Plans for the Guangzhou institute were confirmed on 5 July, when the Chinese Academy of Sciences (CAS), the city's government and the province of Guangdong each agreed to invest 100 million yuan (US$12 million) in the project. The institute will be established on a new science park in western Guangzhou. A director, charged with assembling a dozen teams to do research there, will be named by the end of October.

The institute's backers say that they aim to attract a strong contingent of researchers from outside China and to establish the facility as a base for international cooperation in health research. Its areas of specialization have yet to be determined, but may include cardiovascular disease and cancer, as well as emerging diseases.

This incubator facility in Guangzhou's science park awaits the arrival of the new research institute.

More far-reaching are proposals for a national, grant-giving biomedical research agency modelled on the NIH. The proposal was made public in a statement earlier this year by 22 senior researchers, including Zhu Chen, vice president of the CAS.

Most biomedical research in China is supported directly through branches of the academy, but advocates of the proposal want an agency that would distribute competitive grants, as the NIH does. “We need to have stable support that can build a health-research community,” says Chen.

This month, a group of some 20 senior Chinese scientists worldwide, led by Ray Wu, a plant biologist at Cornell University in Ithaca, New York, and Yi Rao, an anatomist and neurobiologist at Washington University School of Medicine in St Louis, Missouri, appealed to China's prime minister Wen Jiabao to support the idea. Wu says that the group has now been asked to provide a more detailed version of its letter.

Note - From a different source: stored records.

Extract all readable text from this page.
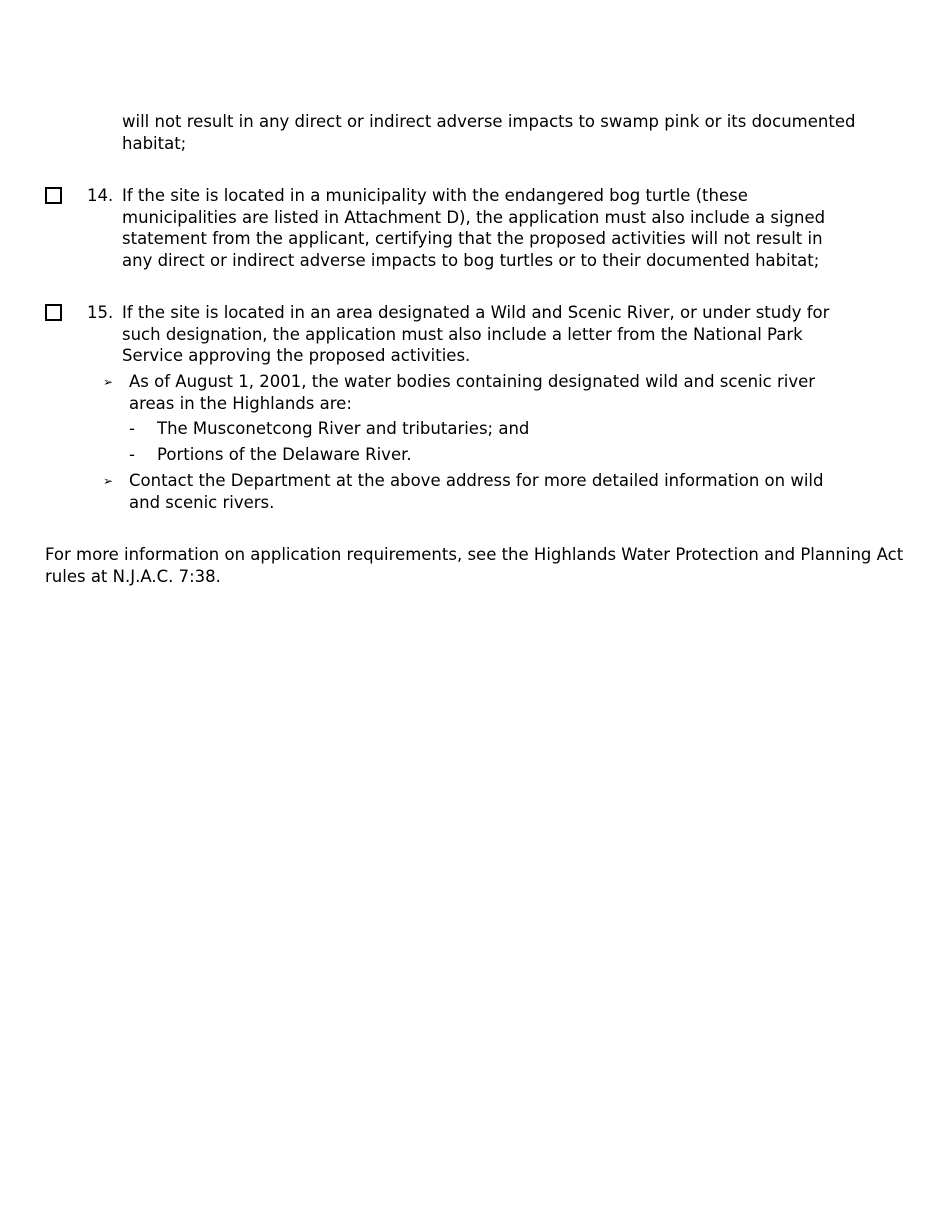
will not result in any direct or indirect adverse impacts to swamp pink or its documented habitat;
14. If the site is located in a municipality with the endangered bog turtle (these municipalities are listed in Attachment D), the application must also include a signed statement from the applicant, certifying that the proposed activities will not result in any direct or indirect adverse impacts to bog turtles or to their documented habitat;
15. If the site is located in an area designated a Wild and Scenic River, or under study for such designation, the application must also include a letter from the National Park Service approving the proposed activities.
➢ As of August 1, 2001, the water bodies containing designated wild and scenic river areas in the Highlands are:
- The Musconetcong River and tributaries; and
- Portions of the Delaware River.
➢ Contact the Department at the above address for more detailed information on wild and scenic rivers.
For more information on application requirements, see the Highlands Water Protection and Planning Act rules at N.J.A.C. 7:38.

The letter criticizes what it calls China's underinvestment in biomedical research, compared with other countries. It cites the need for an organization that can carry out “a fair and transparent peer-review system”. China's research structure — dominated by the CAS — has been criticized for lacking such a system.

The organization would initially distribute extramural grants, although in the future it could also support its own laboratories, as the NIH does. The NIH's annual budget of $27 billion represents about 0.27% of the US economy, Rao says, and the proposal calls for a Chinese equivalent to spend 0.14% of China's economic product over the next ten years.

Despite Chen's support, the plan is likely to meet stiff opposition from other CAS officials, who want to retain their central position in Chinese biomedical research.

Meanwhile, many laboratories in China are pressing forward with construction of biosafety laboratories that meet the international P3 standard, which is required for most work on infectious diseases, and even the P4 standard for work on the most dangerous pathogens.

But the drive lacks coordination, researchers say. “No one can keep track of them,” says Yun Zhang, a specialist at the CAS's Kunming Institute of Zoology in the province of Yunnan, which is spending 20 million yuan on labs in each class to house primate models for the study of SARS.